放送の時間もあとわずかというなか、ピサロはヤンガスにある質問をした。

「ヤンガス、一つ聞きたいことがある」
「ん〜?なんでがすかピサロの旦那」
「お前は…この殺し合いが開かれる以前にエビルプリーストに会ったことがあるか?」
「あの野郎に?…いや、会ったことねえでがすよ」

ヤンガスの答えに、ピサロは腕を組んでなにかを考え込むような表情を見せる。
なにか、引っかかることがあるのだろうか。
やがて、ピサロが口を開いた。

「私とエビルプリーストの関係は説明したな?」
「ああ、確か元部下だとかなんとか…」

情報交換にて、ピサロが魔族の王でエビルプリーストが裏切り者の元部下であるという話は聞いている。
最初にその話を聞いた時は驚いたし警戒もしたが、こちらに敵意はなく話してみるとそんなに悪い奴だという印象もなかったので、今はもうあまり気にしてない。

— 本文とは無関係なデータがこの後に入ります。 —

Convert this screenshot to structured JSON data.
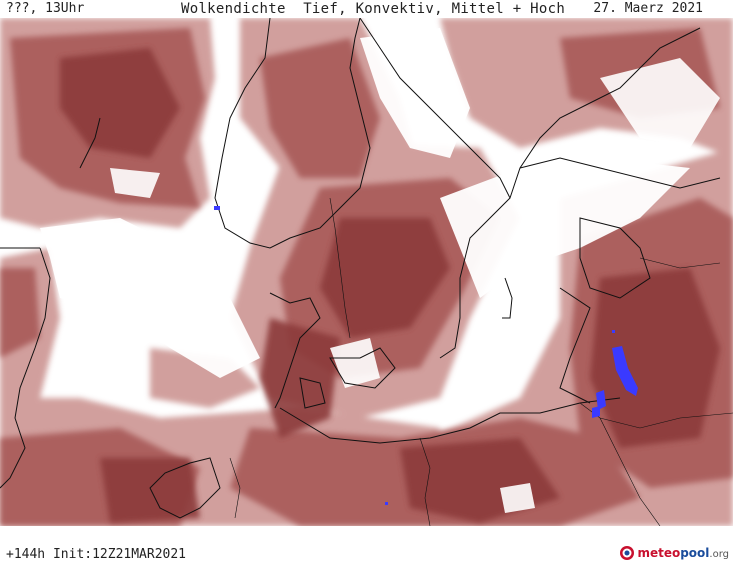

「そうだ、そして私やエビルプリーストが住む世界は、お前の住んでいた世界とは別だろう」
「それがどうしたでやんすか?」
「…何故、エビルプリーストはお前達の世界の大陸の一部を、殺し合いの舞台に選んだ?殺し合いの会場にするのならば、見知った土地の方がなにかと管理しやすいはずだ」
「…作りやすかったからとかじゃねえでがすか?」
「疑問はまだある。奴はかつて、私と勇者達一行に倒された。当然、こちらへの恨みは強いはずだ。それなのに、全員をこの場に連れてきていない」

かつて、エビルプリーストはピサロと導かれし者達によって倒された。
その恨みを晴らす為、自分やユーリル達はこの殺し合いの舞台に呼ばれたのだとピサロは考えていた。
しかし、ふと考えてみるとこの考えには一つの疑問が残る。
この場には、モンバーバラの姉妹であるマーニャとミネアが呼ばれていないのだ。
恨みを晴らすにしては、不徹底すぎる。

「ちなみにヤンガス、お前の旅の仲間にはこの場での欠員はいるか?」
「い、いや…兄貴にゼシカ、ククールにモリーの旦那、ゲルダ…姫さまとトロデのおっさん、それにトーポも…全員そろってるでがすよ」
「そうか」
「…旦那、何を考えてる?もしかして…」
「ああ、この殺し合いの黒幕はエビルプリーストなどではなく別の誰か…それも、お前とお前の仲間達と因縁のある奴らではないかと疑っている。そのような存在に、なにか心当たりはあるか?」
「…ないこともないでげすよ」

ピサロの話を聞いて、ヤンガスの脳裏には一つの影が浮かび上がる。
あいつが生きているなど、考えたくないが…

『諸君、ご機嫌は如何かな?』

放送が始まり、浮かぶエビルプリーストの顔。
その顔にあの忌まわしき邪神の顔を幻視したヤンガスは、うすら寒さを感じながら放送に耳を傾けた。